Dans la veine des aventures textuelles pour smartphones à la Lifeline, Enterre-moi, Mon Amour nous raconte le détail au jour le jour de la traversée vers l'Europe occidentale de Nour, une migrante fuyant la Syrie qui communique via messagerie instantanée avec son mari, Majd, resté au pays. Vous l'aurez compris, il s'agit d'un Serious game très, très serious.
Au-delà du grave sujet d'actualité qu'il traite, Enterre-Moi, Mon Amour s'inspire de l'histoire vraie de deux migrants de la ville de Homs, déjà racontée sous la forme de conversations WhatsApp dans un article du Monde, publié il y a deux ans (que l'on peut encore consulter ici). Après avoir obtenu la bénédiction de l'auteur de l'article original, les développeurs de The Pixel Hunt, des habitués du Serious Game, ont mis en route cette aventure textuelle reprenant le principe du papier mais en y ajoutant une couche interactive et en intégrant les codes modernes de communications, avec smileys, selfies et autres photos envoyées pour illustrer les conversations et les propos qui sont tenus.
Sérieusement accrocheur
Si le périple de Nour est aussi prenant, c'est grâce sans aucun doute à une écriture soignée, juste et très réaliste qui facilite l'immersion. Les dialogues entre les deux jeunes protagonistes sont tantôt légers, avec des scènes de tranches de vie toutes simples et parfois drôles qui viennent détourner l'attention de la gravité du moment, tantôt chargés du poids du conflit que Nour fuit. Il s'agit d'une aventure finalement très digne, qui ne donne pas dans le pathos exacerbé, tout en mettant bien en exergue les difficultés et les situations extrêmes auxquelles sont confrontés les migrants.
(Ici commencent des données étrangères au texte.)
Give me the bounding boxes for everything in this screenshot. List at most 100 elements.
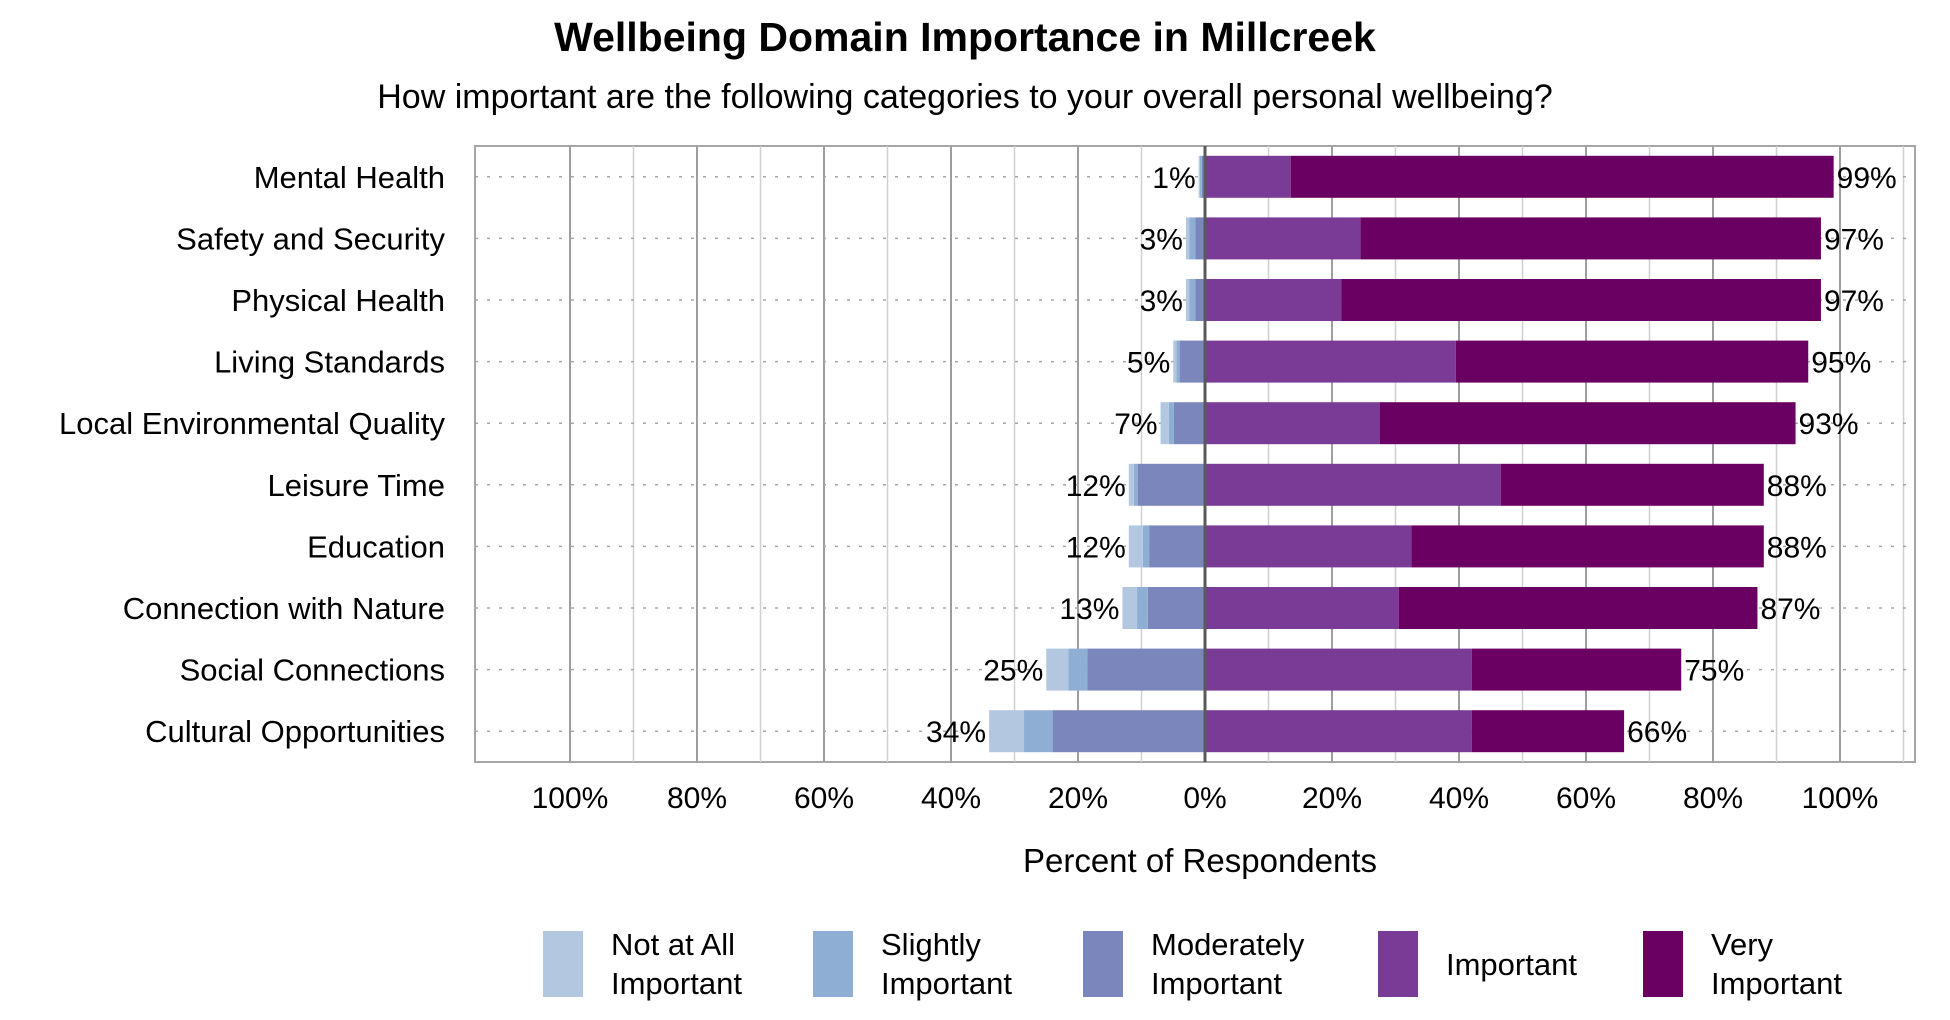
data-label-negative: 13% bbox=[1059, 593, 1119, 626]
bar-moderately-important bbox=[1195, 217, 1205, 260]
legend: Not at All Important Slightly Important … bbox=[0, 924, 1950, 1014]
bar-very-important bbox=[1341, 279, 1821, 321]
legend-item-very-important: Very Important bbox=[1643, 924, 1881, 1004]
bar-moderately-important bbox=[1173, 402, 1205, 445]
data-label-negative: 12% bbox=[1066, 470, 1126, 503]
x-tick-label: 20% bbox=[1302, 782, 1362, 815]
bar-slightly-important bbox=[1133, 463, 1138, 506]
data-label-positive: 97% bbox=[1824, 223, 1884, 256]
bar-moderately-important bbox=[1087, 648, 1205, 691]
x-tick-label: 60% bbox=[794, 782, 854, 815]
bar-not-at-all-important bbox=[1185, 217, 1190, 260]
bar-slightly-important bbox=[1137, 587, 1148, 629]
bar-not-at-all-important bbox=[1128, 525, 1143, 568]
data-label-negative: 1% bbox=[1152, 162, 1195, 195]
legend-label: Slightly Important bbox=[881, 927, 1012, 1001]
category-label: Mental Health bbox=[254, 160, 445, 195]
bar-not-at-all-important bbox=[1198, 155, 1200, 198]
legend-item-slightly-important: Slightly Important bbox=[813, 924, 1051, 1004]
bar-very-important bbox=[1398, 587, 1758, 629]
plot-frame bbox=[474, 145, 1916, 763]
bar-slightly-important bbox=[1176, 340, 1180, 383]
bar-slightly-important bbox=[1168, 402, 1174, 445]
bar-important bbox=[1205, 463, 1501, 506]
data-label-positive: 97% bbox=[1824, 285, 1884, 318]
category-label: Social Connections bbox=[180, 653, 445, 688]
category-label: Physical Health bbox=[231, 283, 445, 318]
bar-slightly-important bbox=[1189, 279, 1196, 321]
x-tick-label: 80% bbox=[667, 782, 727, 815]
data-label-negative: 3% bbox=[1140, 223, 1183, 256]
bar-moderately-important bbox=[1195, 279, 1205, 321]
legend-label: Very Important bbox=[1711, 927, 1842, 1001]
legend-item-moderately-important: Moderately Important bbox=[1083, 924, 1351, 1004]
bar-important bbox=[1205, 340, 1456, 383]
bar-slightly-important bbox=[1024, 710, 1053, 753]
bar-not-at-all-important bbox=[1173, 340, 1177, 383]
bar-important bbox=[1205, 525, 1412, 568]
data-label-positive: 66% bbox=[1627, 716, 1687, 749]
bar-very-important bbox=[1411, 525, 1764, 568]
data-label-negative: 5% bbox=[1127, 347, 1170, 380]
bar-very-important bbox=[1379, 402, 1796, 445]
bar-not-at-all-important bbox=[1046, 648, 1069, 691]
data-label-positive: 99% bbox=[1837, 162, 1897, 195]
x-tick-label: 40% bbox=[1429, 782, 1489, 815]
legend-swatch bbox=[813, 931, 853, 997]
bar-important bbox=[1205, 587, 1399, 629]
bar-very-important bbox=[1471, 710, 1625, 753]
bar-slightly-important bbox=[1068, 648, 1088, 691]
data-label-positive: 88% bbox=[1767, 470, 1827, 503]
bar-important bbox=[1205, 710, 1472, 753]
data-label-positive: 88% bbox=[1767, 531, 1827, 564]
bar-moderately-important bbox=[1179, 340, 1205, 383]
legend-label: Important bbox=[1446, 946, 1577, 982]
bar-slightly-important bbox=[1199, 155, 1202, 198]
category-label: Leisure Time bbox=[268, 468, 445, 503]
category-label: Safety and Security bbox=[176, 221, 445, 256]
x-tick-label: 100% bbox=[1802, 782, 1879, 815]
bar-important bbox=[1205, 648, 1472, 691]
data-label-negative: 34% bbox=[926, 716, 986, 749]
legend-item-not-at-all-important: Not at All Important bbox=[543, 924, 781, 1004]
legend-swatch bbox=[1643, 931, 1683, 997]
category-label: Living Standards bbox=[214, 345, 445, 380]
x-tick-label: 40% bbox=[921, 782, 981, 815]
category-label: Education bbox=[307, 529, 445, 564]
x-tick-label: 100% bbox=[532, 782, 609, 815]
bar-important bbox=[1205, 279, 1342, 321]
data-label-positive: 95% bbox=[1811, 347, 1871, 380]
legend-label: Moderately Important bbox=[1151, 927, 1305, 1001]
x-tick-label: 0% bbox=[1183, 782, 1226, 815]
bar-not-at-all-important bbox=[1128, 463, 1134, 506]
category-label: Cultural Opportunities bbox=[145, 714, 445, 749]
data-label-negative: 3% bbox=[1140, 285, 1183, 318]
bar-not-at-all-important bbox=[989, 710, 1025, 753]
bar-very-important bbox=[1455, 340, 1809, 383]
x-tick-label: 60% bbox=[1556, 782, 1616, 815]
x-tick-label: 80% bbox=[1683, 782, 1743, 815]
bar-very-important bbox=[1500, 463, 1764, 506]
bar-very-important bbox=[1471, 648, 1682, 691]
category-label: Connection with Nature bbox=[123, 591, 445, 626]
legend-swatch bbox=[543, 931, 583, 997]
legend-swatch bbox=[1378, 931, 1418, 997]
bar-important bbox=[1205, 402, 1380, 445]
chart-subtitle: How important are the following categori… bbox=[377, 78, 1553, 116]
legend-label: Not at All Important bbox=[611, 927, 742, 1001]
bar-important bbox=[1205, 155, 1291, 198]
bar-not-at-all-important bbox=[1122, 587, 1138, 629]
x-tick-label: 20% bbox=[1048, 782, 1108, 815]
chart-title: Wellbeing Domain Importance in Millcreek bbox=[554, 14, 1376, 60]
bar-slightly-important bbox=[1142, 525, 1150, 568]
bar-moderately-important bbox=[1137, 463, 1205, 506]
data-label-positive: 75% bbox=[1684, 655, 1744, 688]
data-label-negative: 12% bbox=[1066, 531, 1126, 564]
bar-slightly-important bbox=[1189, 217, 1196, 260]
data-label-positive: 87% bbox=[1760, 593, 1820, 626]
legend-swatch bbox=[1083, 931, 1123, 997]
category-label: Local Environmental Quality bbox=[59, 406, 445, 441]
bar-not-at-all-important bbox=[1185, 279, 1190, 321]
legend-item-important: Important bbox=[1378, 924, 1616, 1004]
Bien que cela soit un jeu purement narratif destiné aux mobiles, le déroulement est loin d'être une ligne droite. Il y a une multitude d'embranchements scénaristiques possibles consécutifs aux décisions qui seront prises par Nour (consécutives à vos conseils ou non). Les développeurs nous parlent de 19 fins possibles, allant du happy end au drame absolu.
On pourra néanmoins reprocher de devoir reprendre l'aventure au premier jour en cas d'échec, ce qui à la longue des différents essais s'avère assez pénible étant donné que l'on finit par connaître le début et ses différents embranchements par coeur sans pouvoir les abréger. Une reprise au dernier jour, similaire à ce que font les jeux Lifeline, aurait été appréciable. Malgré cela, on ne peut que saluer la démarche des développeurs qui sont parvenus à garder un esprit ludique et accrocheur dans un jeu dont le sujet si difficile ne s'y prêtait pas forcément, tout en conservant une grande partie pédagogique qui aide à comprendre la crise migratoire.